Scott Brand, 48, a biomedical engineer at Kapi‘olani Medical Center for Women and Children will be racing the XTERRA World Championship for the 18th straight year. More than just the joy of “shredding volcanic downhills,” Scott says XTERRA is what keeps him in check health-wise each year.

“Every year I lose about 20lbs preparing for the race. In 2013 I lost 60lbs. Everyone at work asked me what I did, and I tell them XTERRA Training. I love the spirit of XTERRA. The staff, volunteers and athletes are always giving, supportive, and really cool. I will be an XTERRA age group World Champion one day, even if I have to race till I’m 150 years young.”

Lorenn Walker has done 16 XTERRA Worlds, and won her division five times during a six-year stretch between 1999-2004. There are only two Hawaii racers who have won more than five, Wendy Minor and Ed Fattoumy.

Minor (pictured above) won her eighth title in 2015, and was the first women’s 70-74 division champion.

Then there is Fouad “Ed” Fattoumy who has won the physically challenged open division XTERRA World Title 10 times in 11 years since 2005. Ed emigrated from Morocco more than a decade ago, and was in a hit-and-run accident with a car while riding his bike. The accident left him with spinal cord damage and chronic fatigue. The effects, similar to that of Spinal Stenosis – a condition due to narrowing of the spinal cord causing nerve pinching which leads to persistent pain in the buttocks, limping, lack of feeling in the lower extremities, and decreased physical activity, hasn’t stopped him from winning and flashing that brilliant smile of his.

Marcy Fleming, an extraordinary 55-year-old woman from Kailua, is racing XTERRA Worlds for the sixth time since 2004 and also doing the “Double” by competing in both the Ironman and XTERRA World Championships. Marcy is the only local woman and one of just 16 athletes doing both races but what makes her story so interesting is that her great grandfather is D.T. Fleming, the plantation manager of Honolua Ranch (now known as Kapalua) in the early 1900s. The beach where it all starts is named after Mr. Fleming.

“He was a pioneer in Hawaii Agriculture and believed that Hawaii needed to diversify its agricultural base, he transitioned Honolua out of cattle ranching and into Pineapples,” explained Fleming. “On the lands where will be riding, he grew everything from mangoes to watermelons. DT spoke fluent Hawaiian, and in the 1940s and ’50s, enabled his company’s employees to obtain mortgages and buy house lots in West Maui.
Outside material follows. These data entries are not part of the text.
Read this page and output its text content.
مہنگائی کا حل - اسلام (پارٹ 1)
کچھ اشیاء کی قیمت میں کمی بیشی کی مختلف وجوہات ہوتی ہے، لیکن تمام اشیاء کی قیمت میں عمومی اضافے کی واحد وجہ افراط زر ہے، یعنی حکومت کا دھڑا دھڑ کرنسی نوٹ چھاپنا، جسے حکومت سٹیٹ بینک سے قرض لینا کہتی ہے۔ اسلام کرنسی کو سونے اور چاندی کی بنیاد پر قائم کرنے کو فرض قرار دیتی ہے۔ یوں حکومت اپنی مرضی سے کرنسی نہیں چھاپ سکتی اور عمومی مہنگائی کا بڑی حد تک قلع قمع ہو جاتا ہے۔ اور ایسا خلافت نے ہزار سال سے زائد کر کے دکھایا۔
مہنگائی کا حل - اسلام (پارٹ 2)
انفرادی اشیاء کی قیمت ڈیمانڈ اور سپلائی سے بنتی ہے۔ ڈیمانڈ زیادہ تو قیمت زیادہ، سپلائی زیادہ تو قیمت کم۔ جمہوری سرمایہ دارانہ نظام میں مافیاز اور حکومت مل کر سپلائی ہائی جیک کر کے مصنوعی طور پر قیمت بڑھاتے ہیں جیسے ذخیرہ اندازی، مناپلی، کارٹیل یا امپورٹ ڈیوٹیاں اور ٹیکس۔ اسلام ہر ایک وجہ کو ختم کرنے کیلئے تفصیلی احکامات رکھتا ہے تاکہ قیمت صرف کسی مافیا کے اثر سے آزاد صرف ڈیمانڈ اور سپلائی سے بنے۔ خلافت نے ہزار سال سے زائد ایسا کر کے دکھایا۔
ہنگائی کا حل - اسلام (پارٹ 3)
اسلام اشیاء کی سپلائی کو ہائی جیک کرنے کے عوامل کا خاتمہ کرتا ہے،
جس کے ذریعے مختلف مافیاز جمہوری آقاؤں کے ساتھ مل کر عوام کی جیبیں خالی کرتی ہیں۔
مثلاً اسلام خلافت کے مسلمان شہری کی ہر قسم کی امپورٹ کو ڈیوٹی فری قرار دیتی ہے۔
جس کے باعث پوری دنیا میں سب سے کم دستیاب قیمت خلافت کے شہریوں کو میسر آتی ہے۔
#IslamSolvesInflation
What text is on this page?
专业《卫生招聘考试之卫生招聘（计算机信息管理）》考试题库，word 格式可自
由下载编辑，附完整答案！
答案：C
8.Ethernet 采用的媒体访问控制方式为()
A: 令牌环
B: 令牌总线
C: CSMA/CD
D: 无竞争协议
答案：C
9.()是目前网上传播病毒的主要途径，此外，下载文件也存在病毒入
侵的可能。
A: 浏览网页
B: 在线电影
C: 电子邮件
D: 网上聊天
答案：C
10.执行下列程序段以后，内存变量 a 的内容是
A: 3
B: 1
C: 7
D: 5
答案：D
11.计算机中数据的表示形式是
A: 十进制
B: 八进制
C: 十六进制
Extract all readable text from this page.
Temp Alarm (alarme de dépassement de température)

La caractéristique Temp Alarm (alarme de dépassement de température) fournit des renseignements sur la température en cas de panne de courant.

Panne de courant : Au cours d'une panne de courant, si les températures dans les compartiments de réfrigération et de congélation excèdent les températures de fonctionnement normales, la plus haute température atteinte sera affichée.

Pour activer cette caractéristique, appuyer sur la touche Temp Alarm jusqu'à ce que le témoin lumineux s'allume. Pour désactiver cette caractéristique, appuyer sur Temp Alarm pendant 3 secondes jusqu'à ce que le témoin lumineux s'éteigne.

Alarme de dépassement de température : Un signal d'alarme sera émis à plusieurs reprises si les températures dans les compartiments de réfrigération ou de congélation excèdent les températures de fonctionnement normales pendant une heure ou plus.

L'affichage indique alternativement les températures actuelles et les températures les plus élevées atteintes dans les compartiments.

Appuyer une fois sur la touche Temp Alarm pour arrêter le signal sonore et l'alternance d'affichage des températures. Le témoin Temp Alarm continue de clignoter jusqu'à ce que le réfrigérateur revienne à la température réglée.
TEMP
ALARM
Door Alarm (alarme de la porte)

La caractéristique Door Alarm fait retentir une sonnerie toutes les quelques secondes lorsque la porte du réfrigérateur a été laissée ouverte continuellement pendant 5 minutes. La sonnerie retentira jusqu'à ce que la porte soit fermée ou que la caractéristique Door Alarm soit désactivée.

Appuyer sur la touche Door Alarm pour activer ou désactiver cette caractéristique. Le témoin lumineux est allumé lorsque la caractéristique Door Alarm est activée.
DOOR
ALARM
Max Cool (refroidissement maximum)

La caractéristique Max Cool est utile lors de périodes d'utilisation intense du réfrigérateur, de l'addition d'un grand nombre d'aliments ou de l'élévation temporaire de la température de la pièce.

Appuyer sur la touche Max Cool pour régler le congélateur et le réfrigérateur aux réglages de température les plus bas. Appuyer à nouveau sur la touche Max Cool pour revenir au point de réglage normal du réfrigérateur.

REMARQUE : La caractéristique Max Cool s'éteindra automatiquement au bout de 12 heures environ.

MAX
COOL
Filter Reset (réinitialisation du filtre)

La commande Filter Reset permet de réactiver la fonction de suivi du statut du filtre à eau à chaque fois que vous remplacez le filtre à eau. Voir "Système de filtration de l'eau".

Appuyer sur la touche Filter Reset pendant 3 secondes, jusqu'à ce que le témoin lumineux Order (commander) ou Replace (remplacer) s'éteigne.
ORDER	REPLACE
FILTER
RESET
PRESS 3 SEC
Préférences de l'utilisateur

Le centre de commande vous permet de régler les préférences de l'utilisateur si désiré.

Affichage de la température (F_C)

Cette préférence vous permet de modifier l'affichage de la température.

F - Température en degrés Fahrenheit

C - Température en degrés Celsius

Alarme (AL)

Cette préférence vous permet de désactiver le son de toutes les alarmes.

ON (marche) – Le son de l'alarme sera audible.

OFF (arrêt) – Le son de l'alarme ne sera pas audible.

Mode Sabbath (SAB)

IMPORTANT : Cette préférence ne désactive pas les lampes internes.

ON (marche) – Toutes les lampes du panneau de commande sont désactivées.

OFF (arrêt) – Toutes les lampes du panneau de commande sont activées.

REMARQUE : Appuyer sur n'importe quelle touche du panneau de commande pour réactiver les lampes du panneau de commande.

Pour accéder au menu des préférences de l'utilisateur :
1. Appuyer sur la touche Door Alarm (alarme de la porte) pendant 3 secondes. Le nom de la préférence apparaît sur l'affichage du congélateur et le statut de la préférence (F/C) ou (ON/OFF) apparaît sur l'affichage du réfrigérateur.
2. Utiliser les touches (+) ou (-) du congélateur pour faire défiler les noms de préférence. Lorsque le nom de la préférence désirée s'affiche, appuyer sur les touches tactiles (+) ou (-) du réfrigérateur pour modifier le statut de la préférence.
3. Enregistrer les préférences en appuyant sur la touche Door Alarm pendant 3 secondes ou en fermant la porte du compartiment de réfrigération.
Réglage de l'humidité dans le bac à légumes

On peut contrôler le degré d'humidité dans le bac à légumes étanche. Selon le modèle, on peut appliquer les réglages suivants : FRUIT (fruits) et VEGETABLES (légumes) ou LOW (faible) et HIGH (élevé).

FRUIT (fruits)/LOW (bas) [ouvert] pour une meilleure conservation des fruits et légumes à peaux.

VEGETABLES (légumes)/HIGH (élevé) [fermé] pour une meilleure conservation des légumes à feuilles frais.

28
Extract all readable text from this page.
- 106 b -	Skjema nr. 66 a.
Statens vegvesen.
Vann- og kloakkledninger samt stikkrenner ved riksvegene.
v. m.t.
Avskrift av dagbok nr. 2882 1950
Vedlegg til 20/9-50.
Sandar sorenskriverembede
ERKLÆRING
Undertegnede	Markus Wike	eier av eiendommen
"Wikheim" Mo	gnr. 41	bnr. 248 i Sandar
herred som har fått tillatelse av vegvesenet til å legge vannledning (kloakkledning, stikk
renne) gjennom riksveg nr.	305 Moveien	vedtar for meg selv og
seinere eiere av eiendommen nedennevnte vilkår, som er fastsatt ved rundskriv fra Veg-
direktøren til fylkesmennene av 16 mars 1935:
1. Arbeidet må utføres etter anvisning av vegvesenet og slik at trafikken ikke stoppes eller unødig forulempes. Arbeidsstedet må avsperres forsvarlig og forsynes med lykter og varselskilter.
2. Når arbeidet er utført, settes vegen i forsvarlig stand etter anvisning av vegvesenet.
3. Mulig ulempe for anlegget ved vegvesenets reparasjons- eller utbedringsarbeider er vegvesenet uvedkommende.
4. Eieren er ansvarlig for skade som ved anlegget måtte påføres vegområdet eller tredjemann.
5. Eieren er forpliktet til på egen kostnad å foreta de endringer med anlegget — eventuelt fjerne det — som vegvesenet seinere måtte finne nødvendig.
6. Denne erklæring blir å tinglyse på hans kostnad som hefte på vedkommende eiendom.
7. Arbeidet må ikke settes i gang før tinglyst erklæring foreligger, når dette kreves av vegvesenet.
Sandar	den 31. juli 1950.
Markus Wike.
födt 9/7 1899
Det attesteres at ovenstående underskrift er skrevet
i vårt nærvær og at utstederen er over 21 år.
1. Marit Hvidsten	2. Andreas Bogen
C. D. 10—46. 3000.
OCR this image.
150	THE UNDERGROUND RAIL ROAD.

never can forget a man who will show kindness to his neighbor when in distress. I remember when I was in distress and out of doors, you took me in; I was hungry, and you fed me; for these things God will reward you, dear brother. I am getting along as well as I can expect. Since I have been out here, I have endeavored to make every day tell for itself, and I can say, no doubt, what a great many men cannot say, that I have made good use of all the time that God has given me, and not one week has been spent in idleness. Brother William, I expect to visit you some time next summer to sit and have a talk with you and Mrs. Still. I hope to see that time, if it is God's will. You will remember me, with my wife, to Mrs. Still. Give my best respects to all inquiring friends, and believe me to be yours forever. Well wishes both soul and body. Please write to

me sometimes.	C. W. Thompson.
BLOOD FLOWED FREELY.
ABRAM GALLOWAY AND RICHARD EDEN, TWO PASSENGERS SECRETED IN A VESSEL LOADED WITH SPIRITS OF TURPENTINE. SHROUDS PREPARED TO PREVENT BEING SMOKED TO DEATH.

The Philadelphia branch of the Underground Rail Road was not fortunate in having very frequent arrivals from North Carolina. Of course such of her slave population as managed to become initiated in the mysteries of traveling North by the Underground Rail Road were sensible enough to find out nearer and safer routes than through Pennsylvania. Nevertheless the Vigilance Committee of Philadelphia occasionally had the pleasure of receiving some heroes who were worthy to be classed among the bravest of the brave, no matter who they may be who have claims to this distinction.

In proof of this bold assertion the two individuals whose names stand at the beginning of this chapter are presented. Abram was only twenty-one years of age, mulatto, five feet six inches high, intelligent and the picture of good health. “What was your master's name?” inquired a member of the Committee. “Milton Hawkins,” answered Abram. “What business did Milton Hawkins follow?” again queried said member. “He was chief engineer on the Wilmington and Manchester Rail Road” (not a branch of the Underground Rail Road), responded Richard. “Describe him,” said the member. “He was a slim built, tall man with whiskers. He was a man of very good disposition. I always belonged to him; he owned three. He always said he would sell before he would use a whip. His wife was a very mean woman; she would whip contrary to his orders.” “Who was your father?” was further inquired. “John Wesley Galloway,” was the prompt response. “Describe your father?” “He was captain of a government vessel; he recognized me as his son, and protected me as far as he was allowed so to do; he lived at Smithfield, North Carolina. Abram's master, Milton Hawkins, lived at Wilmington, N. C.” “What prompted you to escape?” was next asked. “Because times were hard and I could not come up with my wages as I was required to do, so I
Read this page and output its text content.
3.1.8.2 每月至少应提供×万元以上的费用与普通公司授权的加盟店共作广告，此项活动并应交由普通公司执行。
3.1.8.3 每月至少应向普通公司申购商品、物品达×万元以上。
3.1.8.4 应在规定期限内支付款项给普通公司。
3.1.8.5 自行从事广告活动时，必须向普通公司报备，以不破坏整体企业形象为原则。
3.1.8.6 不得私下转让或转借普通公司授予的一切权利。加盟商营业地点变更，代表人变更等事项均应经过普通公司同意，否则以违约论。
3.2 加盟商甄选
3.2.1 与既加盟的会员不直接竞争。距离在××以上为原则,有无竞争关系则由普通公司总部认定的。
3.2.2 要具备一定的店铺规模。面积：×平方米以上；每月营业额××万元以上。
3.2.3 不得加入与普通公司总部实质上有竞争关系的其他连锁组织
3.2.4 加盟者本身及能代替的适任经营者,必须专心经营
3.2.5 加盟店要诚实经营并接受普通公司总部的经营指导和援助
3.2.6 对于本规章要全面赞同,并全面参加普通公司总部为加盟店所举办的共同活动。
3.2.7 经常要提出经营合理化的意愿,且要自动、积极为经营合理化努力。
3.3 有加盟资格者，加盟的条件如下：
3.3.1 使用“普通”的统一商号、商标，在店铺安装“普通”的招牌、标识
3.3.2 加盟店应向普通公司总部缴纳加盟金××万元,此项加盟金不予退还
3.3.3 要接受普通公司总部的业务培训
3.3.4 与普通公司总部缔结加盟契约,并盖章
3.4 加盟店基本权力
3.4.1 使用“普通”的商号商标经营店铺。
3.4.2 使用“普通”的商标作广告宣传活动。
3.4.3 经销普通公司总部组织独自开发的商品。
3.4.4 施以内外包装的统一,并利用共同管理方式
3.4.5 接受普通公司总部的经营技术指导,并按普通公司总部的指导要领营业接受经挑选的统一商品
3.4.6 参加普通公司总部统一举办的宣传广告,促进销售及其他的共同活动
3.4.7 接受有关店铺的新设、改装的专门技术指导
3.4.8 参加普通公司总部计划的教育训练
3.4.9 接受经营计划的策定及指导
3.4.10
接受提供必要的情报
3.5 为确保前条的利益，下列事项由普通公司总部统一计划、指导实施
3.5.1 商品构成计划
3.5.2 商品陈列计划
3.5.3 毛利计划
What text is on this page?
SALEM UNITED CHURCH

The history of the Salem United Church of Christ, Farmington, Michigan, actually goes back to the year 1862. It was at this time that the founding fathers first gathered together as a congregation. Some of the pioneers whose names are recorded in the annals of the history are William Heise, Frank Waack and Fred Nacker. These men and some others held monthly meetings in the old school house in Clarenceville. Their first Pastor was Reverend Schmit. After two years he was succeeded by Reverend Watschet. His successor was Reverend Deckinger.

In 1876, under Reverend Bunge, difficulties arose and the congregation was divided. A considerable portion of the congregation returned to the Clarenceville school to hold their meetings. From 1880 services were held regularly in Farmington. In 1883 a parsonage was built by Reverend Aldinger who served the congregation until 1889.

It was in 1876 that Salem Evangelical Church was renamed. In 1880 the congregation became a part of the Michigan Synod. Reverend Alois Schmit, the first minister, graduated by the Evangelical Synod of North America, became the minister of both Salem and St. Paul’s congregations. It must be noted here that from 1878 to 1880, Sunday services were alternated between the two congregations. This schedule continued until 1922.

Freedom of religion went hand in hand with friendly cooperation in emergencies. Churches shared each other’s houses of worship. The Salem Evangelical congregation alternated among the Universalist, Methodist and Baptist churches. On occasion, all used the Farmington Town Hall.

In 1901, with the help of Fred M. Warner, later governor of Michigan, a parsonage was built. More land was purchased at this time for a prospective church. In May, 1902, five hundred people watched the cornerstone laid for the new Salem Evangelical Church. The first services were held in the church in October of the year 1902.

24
There are two arboretums that bear his name, one on West Maui and the other at Puu Mahoe in Haleakala. His son, my grandfather, was a doctor on Maui who continued his tradition of giving back to the community. I’m proud to be riding on these lands and think that both DT and Dr. Jim would appreciate that XTERRA is doing much to diversify tourism in Hawaii.”

Another local athlete who knows the area quite well is Ryan Kirkham, the Principal of Maui Preparatory Academy.

“The bike course goes right around our school, so yeah, XTERRA is literally in our backyard,” said Kirkham. “As a family, we have played the role of spectators several times at this race. After a few years of watching in awe, I wasn’t sure if I should (a) be inspired by these tremendous athletes or (b) be embarrassed to call myself a human being. I guess (a) won out.”

Kirkham isn’t the only educator in the bunch. We also have Maui High School science teacher Mitch Wendorff, who is also doing the double.

And the title of Hawaii’s fastest XTERRA racer has to go to Sergio Florian, 36, who won the local qualifier at XTERRA Freedom Fest for the third straight year and was Hawaii’s top finisher last year in 175th place overall.

Florian, who was born in Argentina, moved to Southern California at the age of 12 and has been living in Kaaawa since 2007, says we should look out for Jacob Pembrook, a lifeguard on Kauai.

“He’s super excited about racing XTERRA the last few years, and was 3rd at Freedom Fest this year and looking strong.”